The sheriff’s face whitened. “Look here, Bozzam,” he said; “you’re wantin’ me to pull your irons out of the fire with my bare hands. You’ve got somethin’ ag’in the cuss an’ you’re hidin’ behind me. Why in hell don’t you go out in the open an’ get him yourself?”

Haskell had noticed, too. Cass was right. But it wasn’t his way to expose himself needlessly. He had never done that. Craft was the thing, craft, and the swift blow in the dark. He grinned coldly at Haskell.

“You’re the sheriff, Reb, go get him. If you don’t, you’re done in Bozzam City.” He chuckled, as though amused over the other’s predicament. “Get him, Reb; you’ve got the law behind you.”
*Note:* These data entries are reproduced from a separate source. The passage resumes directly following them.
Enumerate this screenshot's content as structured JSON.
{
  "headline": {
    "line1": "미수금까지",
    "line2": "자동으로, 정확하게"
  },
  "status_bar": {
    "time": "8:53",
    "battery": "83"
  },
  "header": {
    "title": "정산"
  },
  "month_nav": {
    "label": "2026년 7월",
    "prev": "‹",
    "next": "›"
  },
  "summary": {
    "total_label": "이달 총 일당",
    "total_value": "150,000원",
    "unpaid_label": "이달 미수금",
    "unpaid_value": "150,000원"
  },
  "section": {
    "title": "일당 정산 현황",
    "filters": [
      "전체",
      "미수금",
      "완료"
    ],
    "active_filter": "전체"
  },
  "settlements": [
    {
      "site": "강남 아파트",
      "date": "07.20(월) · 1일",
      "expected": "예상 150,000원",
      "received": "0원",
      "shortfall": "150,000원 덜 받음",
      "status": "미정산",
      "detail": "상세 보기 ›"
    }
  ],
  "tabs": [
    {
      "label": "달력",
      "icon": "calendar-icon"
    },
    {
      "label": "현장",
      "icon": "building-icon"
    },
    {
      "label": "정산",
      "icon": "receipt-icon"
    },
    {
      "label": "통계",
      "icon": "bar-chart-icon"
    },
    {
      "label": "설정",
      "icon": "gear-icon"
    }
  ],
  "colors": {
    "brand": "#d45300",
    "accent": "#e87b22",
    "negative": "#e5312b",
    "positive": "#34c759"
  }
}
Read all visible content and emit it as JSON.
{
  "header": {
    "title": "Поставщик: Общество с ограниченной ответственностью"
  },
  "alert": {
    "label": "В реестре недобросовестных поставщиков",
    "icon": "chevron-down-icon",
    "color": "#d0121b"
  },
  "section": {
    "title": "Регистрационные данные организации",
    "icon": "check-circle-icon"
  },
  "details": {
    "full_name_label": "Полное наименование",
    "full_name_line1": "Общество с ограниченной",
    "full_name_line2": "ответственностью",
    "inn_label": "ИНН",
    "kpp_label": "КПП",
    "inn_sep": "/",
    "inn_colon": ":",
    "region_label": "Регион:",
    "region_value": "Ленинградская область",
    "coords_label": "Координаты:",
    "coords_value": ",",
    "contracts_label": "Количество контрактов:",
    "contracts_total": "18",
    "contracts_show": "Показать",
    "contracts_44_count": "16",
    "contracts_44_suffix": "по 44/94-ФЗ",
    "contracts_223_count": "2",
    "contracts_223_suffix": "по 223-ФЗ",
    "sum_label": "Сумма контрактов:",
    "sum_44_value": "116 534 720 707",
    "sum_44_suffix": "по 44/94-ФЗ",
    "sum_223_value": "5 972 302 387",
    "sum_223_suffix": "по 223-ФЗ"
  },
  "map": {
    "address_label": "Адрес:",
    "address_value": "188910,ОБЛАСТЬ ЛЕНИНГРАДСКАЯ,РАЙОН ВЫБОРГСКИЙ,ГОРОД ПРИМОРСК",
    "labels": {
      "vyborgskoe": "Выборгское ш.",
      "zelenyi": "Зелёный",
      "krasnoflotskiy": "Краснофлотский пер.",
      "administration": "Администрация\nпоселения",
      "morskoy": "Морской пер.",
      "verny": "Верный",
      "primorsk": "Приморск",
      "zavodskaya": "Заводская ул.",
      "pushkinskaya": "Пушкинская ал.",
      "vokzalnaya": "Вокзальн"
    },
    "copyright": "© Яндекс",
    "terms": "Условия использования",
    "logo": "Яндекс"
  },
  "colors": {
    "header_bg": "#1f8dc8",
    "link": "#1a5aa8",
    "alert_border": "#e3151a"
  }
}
He sat, his lips in a pout again, watching the sheriff ride away, and a sense of the subtleness of his action in sending the sheriff after Gawne stole over him. Without risking his own life he had sent a challenge to Gawne. The latter would appreciate the peculiar humor of the situation, because he knew that Reb Haskell was a bond brother of the Bozzam outfit in outraging that law which Reb professed to uphold.

Bozzam went into the house. The parlor, into which he clumped later, having found the kitchen and dining-room dark, was illuminated by the kerosene lamp that had provided the porch with the light that had enabled Bozzam to watch Reb Haskell’s face. The room was large, sparsely furnished, but comfortable.

“Still reading, eh?” remarked Bozzam, as he halted on the threshold of the dining-room. “You’re doing a lot of it lately, since you got hold of them French novels.”

A low, amused laugh rewarded his impatient greeting, and a woman who had been curled comfortably in a big leather chair near the center table on which stood the lamp, got up, yawned, stretched her arms languidly and smiled. Bozzam’s eyes quickened as he watched her. There was in her manner a latent charm that hinted of good breeding that even her mode of life could not destroy. She was wearing a gown of some flimsy material which clung tenaciously to the graceful curves of her figure. The low neck and short sleeves permitted a full view of throat, arms, and shoulders. Her movements were panther-like; her lithe muscles, as she stretched her arms, flowed sinuously, with velvety ease, beneath the warm, soft skin. The movement of the arm with which she motioned Bozzam to a chair was accompanied by a curiously flexible turn of the body which told of a latent strength and muscular control rivaled only by the animal she resembled.